Analysts predict that economic growth this year will expand at a faster pace than last year’s. The TRAIN is heralded as the game-changer. The income tax cuts it requires are expected to boost private consumption as consumers will have stronger purchasing power. The incremental revenues collected from the TRAIN will also strengthen the government’s ability to finance its infrastructure programs, especially with its shift from public-private partnerships to overseas and local financing.
In 2016, Candidate Duterte’s declared resolve to address Metro Manila’s traffic woes and a host of other problems helped propel him to the presidency. His promise resonated among ordinary Filipinos who have long suffered from the country’s crumbling infrastructure. His team rightly pointed out that infrastructure development has been concentrated in urban areas, especially Metro Manila, highlighting the urban-rural infrastructure divide in the country.
A survey conducted by the Financial Times during the final quarter of 2017 expectedly showed that Metro Manila residents were dissatisfied with the quality of public transport. The same survey also revealed that most city dwellers nationwide expected traffic to worsen in the next 12 months. Budget Secretary Benjamin Diokno himself has warned that things will get worse before they get better.
According to the government, flagship infrastructure projects will be rolled out at full steam this year. Around 44 big-ticket infrastructure projects totaling P1 trillion are now under construction, and another 15 are expected to be implemented in 2018. In addition, the government is also set to roll out smaller projects included in the Three-Year Rolling Infrastructure Program, which have a target completion year of 2020.

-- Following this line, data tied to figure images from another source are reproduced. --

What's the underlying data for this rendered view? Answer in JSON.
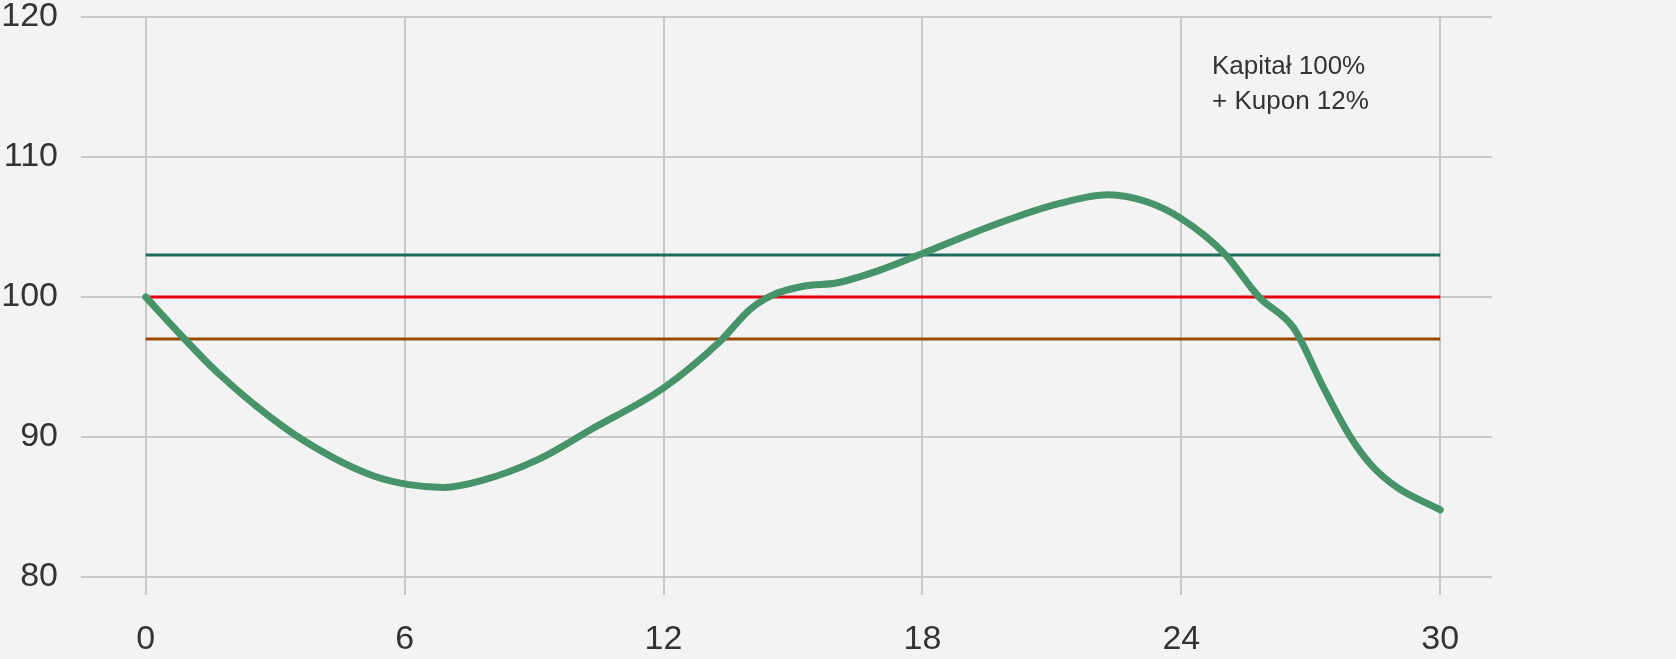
{
  "chart_data": {
    "type": "line",
    "x": [
      0,
      0.9,
      1.7,
      3.2,
      4.3,
      5.3,
      6.1,
      6.9,
      7.8,
      9.1,
      10.3,
      12.0,
      13.3,
      14.0,
      14.5,
      15.3,
      16.0,
      17.0,
      18.0,
      19.7,
      21.2,
      22.3,
      23.2,
      24.0,
      25.0,
      25.8,
      26.6,
      27.3,
      27.9,
      28.4,
      29.0,
      30.0
    ],
    "series": [
      {
        "color": "#47946a",
        "values": [
          100,
          97.0,
          94.5,
          90.7,
          88.6,
          87.2,
          86.6,
          86.4,
          86.9,
          88.4,
          90.5,
          93.5,
          96.8,
          99.1,
          100.1,
          100.8,
          101.0,
          101.9,
          103.1,
          105.2,
          106.7,
          107.3,
          106.8,
          105.6,
          103.1,
          100.0,
          97.8,
          93.5,
          90.1,
          88.0,
          86.4,
          84.8
        ]
      }
    ],
    "xlim": [
      -1.5,
      31.2
    ],
    "ylim": [
      80,
      120
    ],
    "xticks": [
      0,
      6,
      12,
      18,
      24,
      30
    ],
    "yticks": [
      80,
      90,
      100,
      110,
      120
    ],
    "ref_lines": [
      {
        "axis": "y",
        "value": 103,
        "color": "#1e6b5f"
      },
      {
        "axis": "y",
        "value": 100,
        "color": "#e3000f"
      },
      {
        "axis": "y",
        "value": 97,
        "color": "#9c4a00"
      }
    ],
    "annotations": [
      "Kapitał 100%\n+ Kupon 12%"
    ],
    "grid": true,
    "marker": "none"
  }
}
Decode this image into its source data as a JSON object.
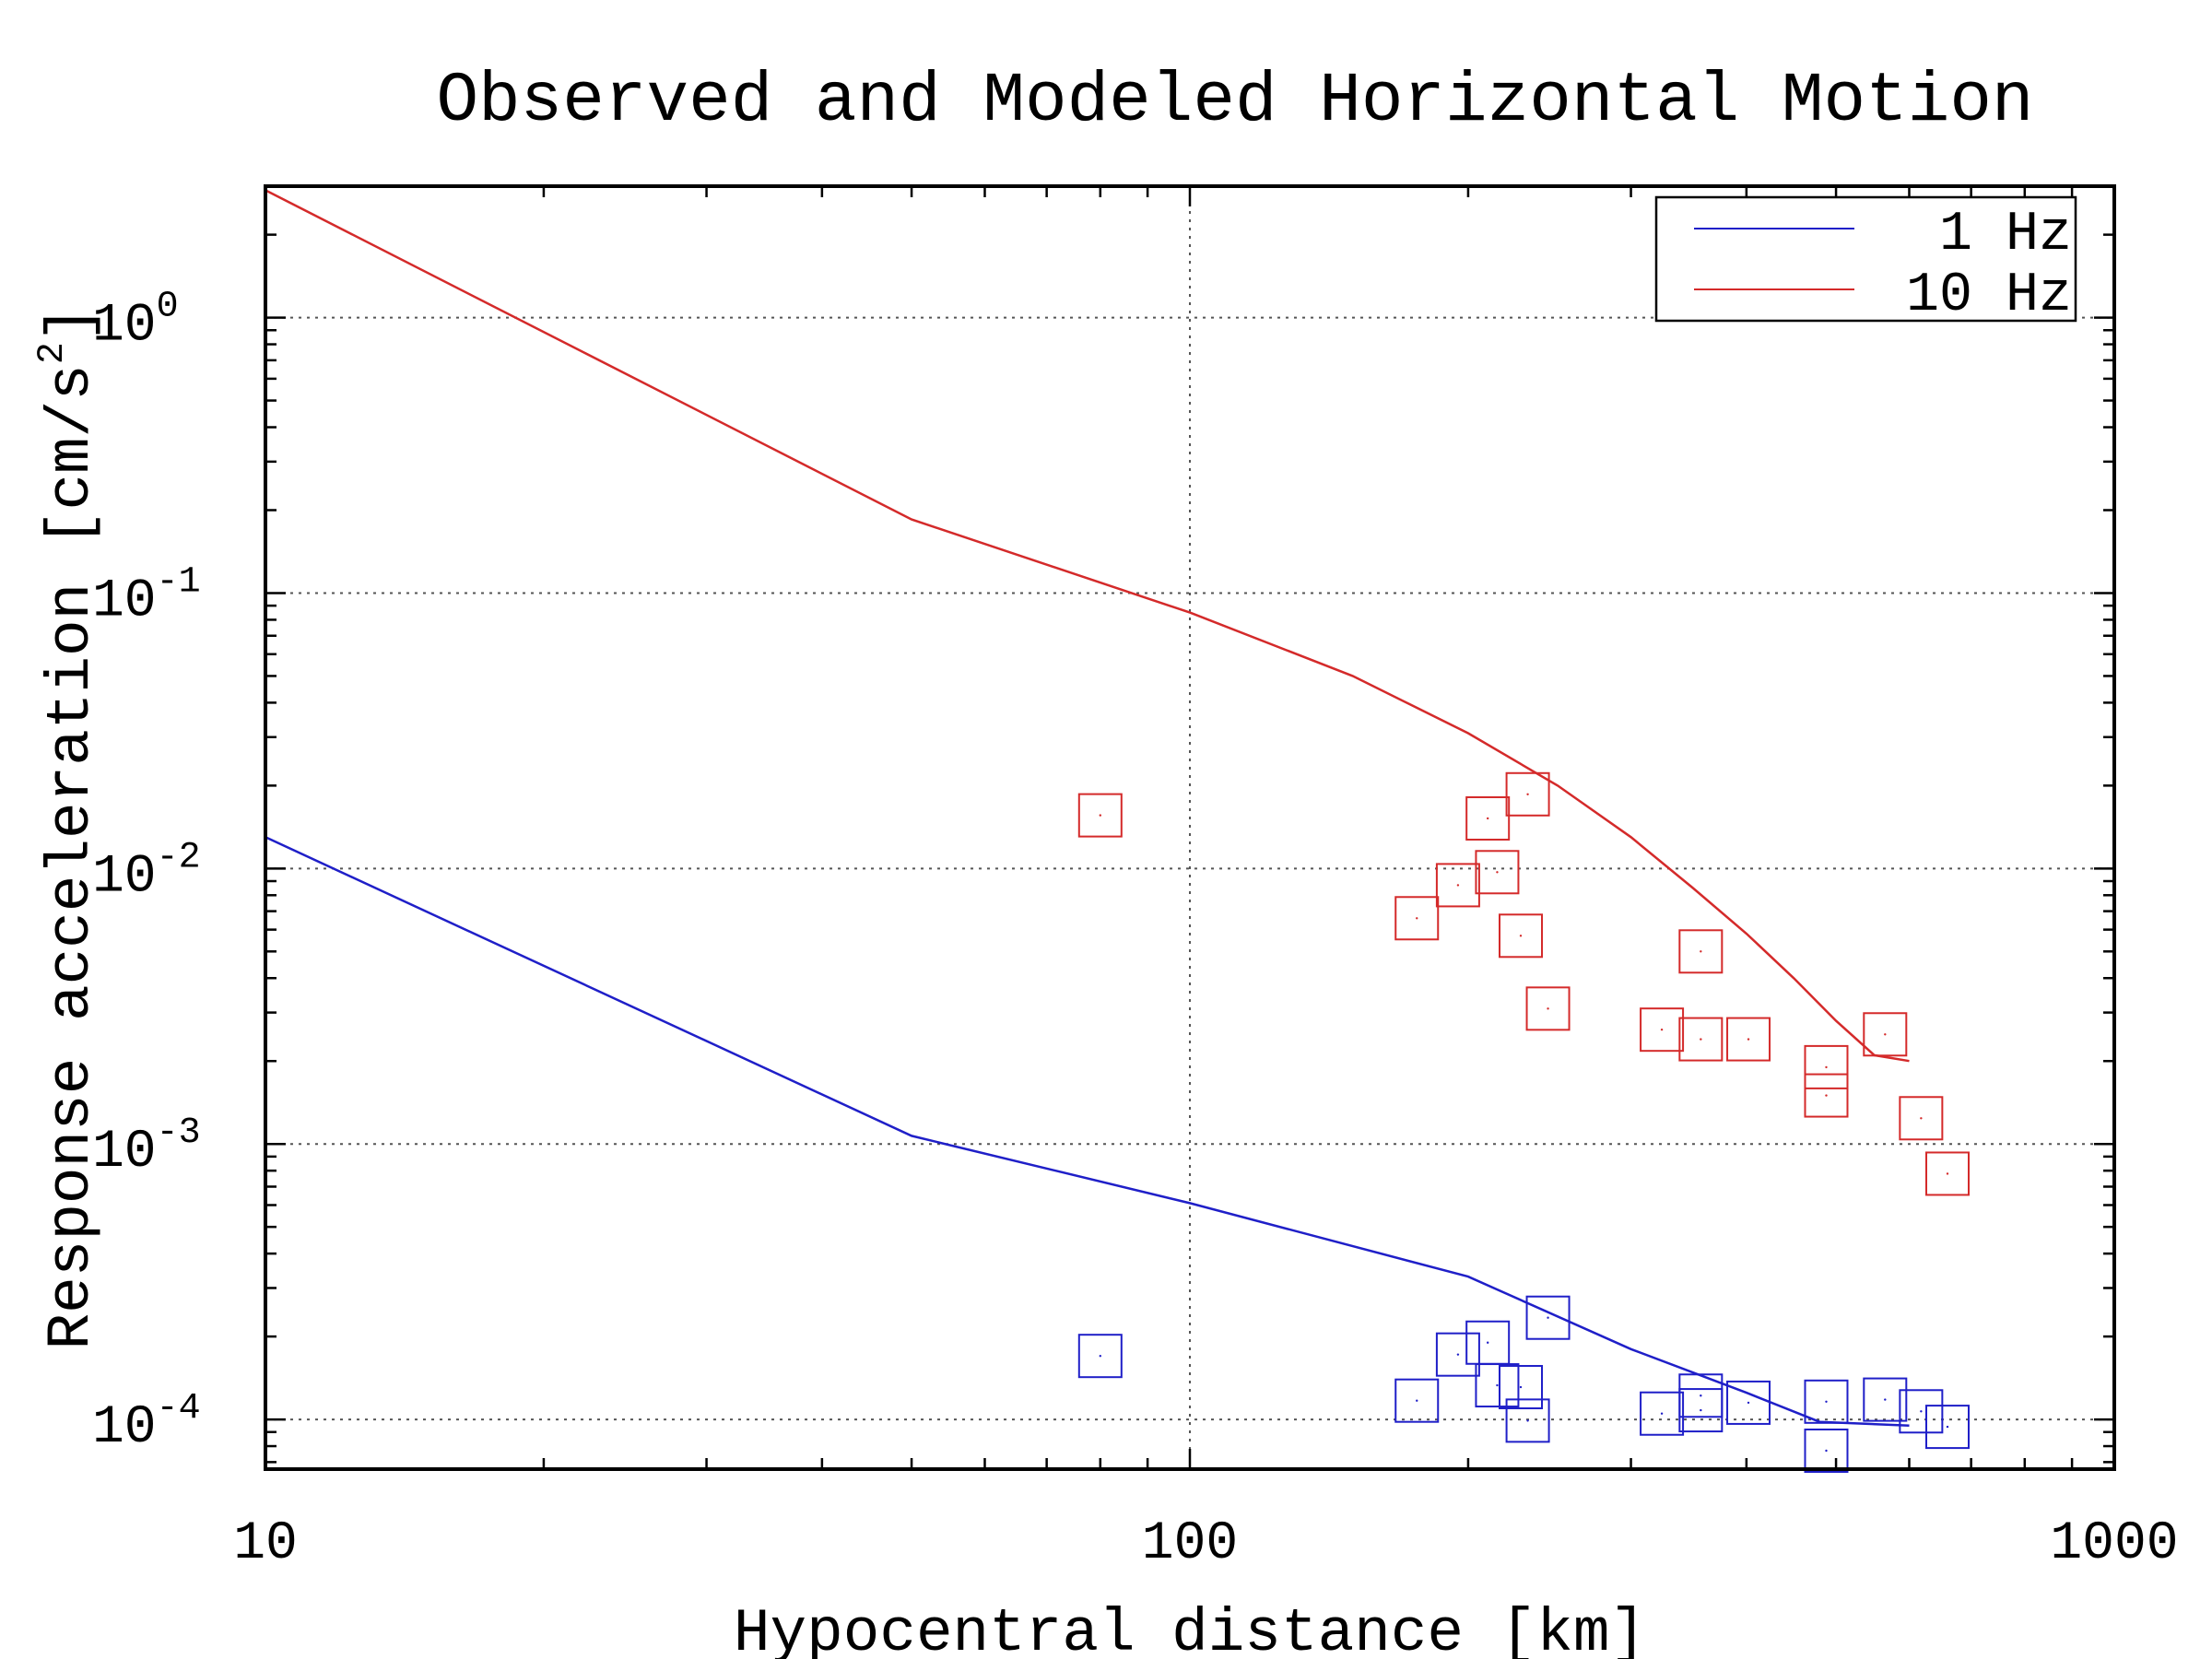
{
  "chart_data": {
    "type": "scatter",
    "title": "Observed and Modeled Horizontal Motion",
    "xlabel": "Hypocentral distance [km]",
    "ylabel": "Response acceleration [cm/s",
    "ylabel_sup": "2",
    "ylabel_close": "]",
    "x_scale": "log",
    "y_scale": "log",
    "xlim": [
      10,
      1000
    ],
    "ylim": [
      6.6e-05,
      3.0
    ],
    "x_tick_labels": [
      {
        "value": 10,
        "label": "10"
      },
      {
        "value": 100,
        "label": "100"
      },
      {
        "value": 1000,
        "label": "1000"
      }
    ],
    "y_tick_labels": [
      {
        "value": 1,
        "base": "10",
        "exp": "0"
      },
      {
        "value": 0.1,
        "base": "10",
        "exp": "-1"
      },
      {
        "value": 0.01,
        "base": "10",
        "exp": "-2"
      },
      {
        "value": 0.001,
        "base": "10",
        "exp": "-3"
      },
      {
        "value": 0.0001,
        "base": "10",
        "exp": "-4"
      }
    ],
    "grid": "dotted, at major ticks",
    "legend_position": "top-right",
    "series": [
      {
        "name": "1 Hz",
        "kind": "line",
        "color": "#1f1fc8",
        "x": [
          10,
          50,
          100,
          200,
          300,
          400,
          480,
          600
        ],
        "y": [
          0.013,
          0.00107,
          0.00061,
          0.00033,
          0.00018,
          0.000125,
          9.8e-05,
          9.5e-05
        ]
      },
      {
        "name": "10 Hz",
        "kind": "line",
        "color": "#d42a2a",
        "x": [
          10,
          50,
          100,
          150,
          200,
          250,
          300,
          350,
          400,
          450,
          500,
          550,
          600
        ],
        "y": [
          2.9,
          0.185,
          0.085,
          0.05,
          0.031,
          0.02,
          0.013,
          0.0085,
          0.0058,
          0.004,
          0.0028,
          0.0021,
          0.002
        ]
      },
      {
        "kind": "scatter",
        "marker": "square",
        "color": "#d42a2a",
        "x": [
          80,
          176,
          195,
          210,
          215,
          228,
          232,
          244,
          324,
          357,
          357,
          402,
          488,
          488,
          565,
          618,
          660
        ],
        "y": [
          0.0156,
          0.0066,
          0.0087,
          0.0152,
          0.0097,
          0.0057,
          0.0186,
          0.0031,
          0.0026,
          0.005,
          0.0024,
          0.0024,
          0.0019,
          0.0015,
          0.0025,
          0.00124,
          0.00078
        ]
      },
      {
        "kind": "scatter",
        "marker": "square",
        "color": "#1f1fc8",
        "x": [
          80,
          176,
          195,
          210,
          215,
          228,
          232,
          244,
          324,
          357,
          357,
          402,
          488,
          488,
          565,
          618,
          660
        ],
        "y": [
          0.00017,
          0.000117,
          0.000172,
          0.00019,
          0.000133,
          0.000131,
          9.9e-05,
          0.000234,
          0.000105,
          0.000122,
          0.000108,
          0.000115,
          0.000116,
          7.7e-05,
          0.000118,
          0.000107,
          9.4e-05
        ]
      }
    ]
  }
}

Under the Duterte presidency, government officials are struggling to overcome the bureaucratic challenges that have hounded every administration. So far, public dissatisfaction with the transport system has failed to dampen the President’s approval ratings. While the TRAIN revenues were lower than expected, the infrastructure allocation for 2018 reached 6.3 percent of the gross domestic product (GDP), higher than the 2.9-percent average in the past administration, and even surpassing the prescribed 5 percent of GDP threshold. The government now has the means and the momentum to implement these projects. It must not let this opportunity slip by.
The TRAIN law is not perfect. There are some gains and some losses. However, for all its shortcomings, we recognize its long-term benefits, especially if the government manages to implement these infrastructure programs as planned. As it seeks more revenues to fund these investments, the government should also prioritize tax administration measures, such as simplifying taxpayer compliance and plugging leakages in the system.